Thursday, November 13, 2008

Clarence E. Manion on Activist Courts

Clarence E. Manion was a Professor of Constitutional Law and Dean of the Notre Dame College of Law. In Verne Paul Kaub's book, "Collectivism Challenges Christianity," (1946) he is quoted as saying:

"Look closely at these self-evident truths, these imperishable articles of American Faith upon which all our government is firmly based. First and foremost is the existence of God. Next comes the truth that all men are equal in the sight of God. Third is the fact of God's great gift of unalienable rights to every person on earth. Then follows the true and single purpose of all American Government, namely, to preserve and protect these God-made rights of God-made man."

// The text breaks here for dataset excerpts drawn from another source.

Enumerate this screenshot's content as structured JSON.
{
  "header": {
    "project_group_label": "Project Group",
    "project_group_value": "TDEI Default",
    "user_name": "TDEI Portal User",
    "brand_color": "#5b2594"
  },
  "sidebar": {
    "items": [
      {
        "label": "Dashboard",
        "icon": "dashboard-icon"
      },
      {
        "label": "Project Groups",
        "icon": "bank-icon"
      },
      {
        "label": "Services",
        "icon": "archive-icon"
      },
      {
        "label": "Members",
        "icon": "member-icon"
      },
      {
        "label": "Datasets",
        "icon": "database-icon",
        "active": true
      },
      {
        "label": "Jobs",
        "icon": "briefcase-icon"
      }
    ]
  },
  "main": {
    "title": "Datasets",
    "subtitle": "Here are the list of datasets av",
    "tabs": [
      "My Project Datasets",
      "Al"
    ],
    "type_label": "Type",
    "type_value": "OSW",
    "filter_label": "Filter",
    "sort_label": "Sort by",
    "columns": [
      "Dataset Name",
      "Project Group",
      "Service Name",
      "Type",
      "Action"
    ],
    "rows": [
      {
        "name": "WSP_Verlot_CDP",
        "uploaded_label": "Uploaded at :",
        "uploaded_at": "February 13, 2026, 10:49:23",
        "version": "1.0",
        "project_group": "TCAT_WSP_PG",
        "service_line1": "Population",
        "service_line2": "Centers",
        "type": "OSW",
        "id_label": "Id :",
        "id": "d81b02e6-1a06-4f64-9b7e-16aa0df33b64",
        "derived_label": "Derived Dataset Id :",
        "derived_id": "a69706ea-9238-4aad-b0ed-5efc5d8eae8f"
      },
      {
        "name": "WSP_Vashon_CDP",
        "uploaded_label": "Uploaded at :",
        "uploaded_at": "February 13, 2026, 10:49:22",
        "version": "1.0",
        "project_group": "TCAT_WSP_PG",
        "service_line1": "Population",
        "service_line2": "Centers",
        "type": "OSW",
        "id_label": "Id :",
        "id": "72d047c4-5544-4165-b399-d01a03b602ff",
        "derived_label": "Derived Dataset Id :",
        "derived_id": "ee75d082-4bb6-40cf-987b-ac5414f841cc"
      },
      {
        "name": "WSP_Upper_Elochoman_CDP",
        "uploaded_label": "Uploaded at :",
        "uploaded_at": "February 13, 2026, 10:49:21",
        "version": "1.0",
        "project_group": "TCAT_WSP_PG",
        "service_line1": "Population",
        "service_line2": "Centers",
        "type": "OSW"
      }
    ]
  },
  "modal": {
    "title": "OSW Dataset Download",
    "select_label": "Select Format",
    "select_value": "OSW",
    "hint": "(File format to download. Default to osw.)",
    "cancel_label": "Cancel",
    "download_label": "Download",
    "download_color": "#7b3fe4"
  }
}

See Page 17 of this Findlaw Case

He also said of activist courts:

"These unfortunate Court ventures into policymaking and legislation in disregard for what the State justices called proper judicial restraint cannot be corrected by the slow process of constitutional amendment... In the national interest, therefore, Congress should now exercise the authority given to it under article 3 of the Constitution and strip the Supreme Court of its appellate jurisdiction which it now exercises so prodigally to reverse the sound judgments of all the inferior courts in the country--State and Federal."

See Google Book excerpt for The Court Vs. Congress By Edward Keynes, Randall K. Miller


CrypticLife said...

Manion died almost thirty years ago, so I doubt he's still fulfilling the post of Dean at the law school.

Good links, but note that the "self-evident truths" -- referencing the Declaration of Independence -- are rhetoric. Logically none of the truths are actually self-evident. It's an expression of opinion.

Note that the DoI doesn't even say they're actually self-evident -- it says, "We hold these truths to be self-evident".

And of course, as stated many places, the DoI is not a legal document.

While I might like to see less strained interpretations of the Constitution at times, I'm not sure that stripping the SC of jurisdiction is a great idea. Without SC judicial review, we don't get Brown v. Board of Ed. We don't get Miranda rights, or Loving v. Virginia (interracial marriage).

History Matters said...


Thanks for pointing out the poor wording about Manion. I have changed it to reflect that he used to hold that position.

Please see this article about the DoI:

The Overlooked Legal Contribution of the Declaration of Independence

The author makes some good arguments for the legal importance of the Declaration.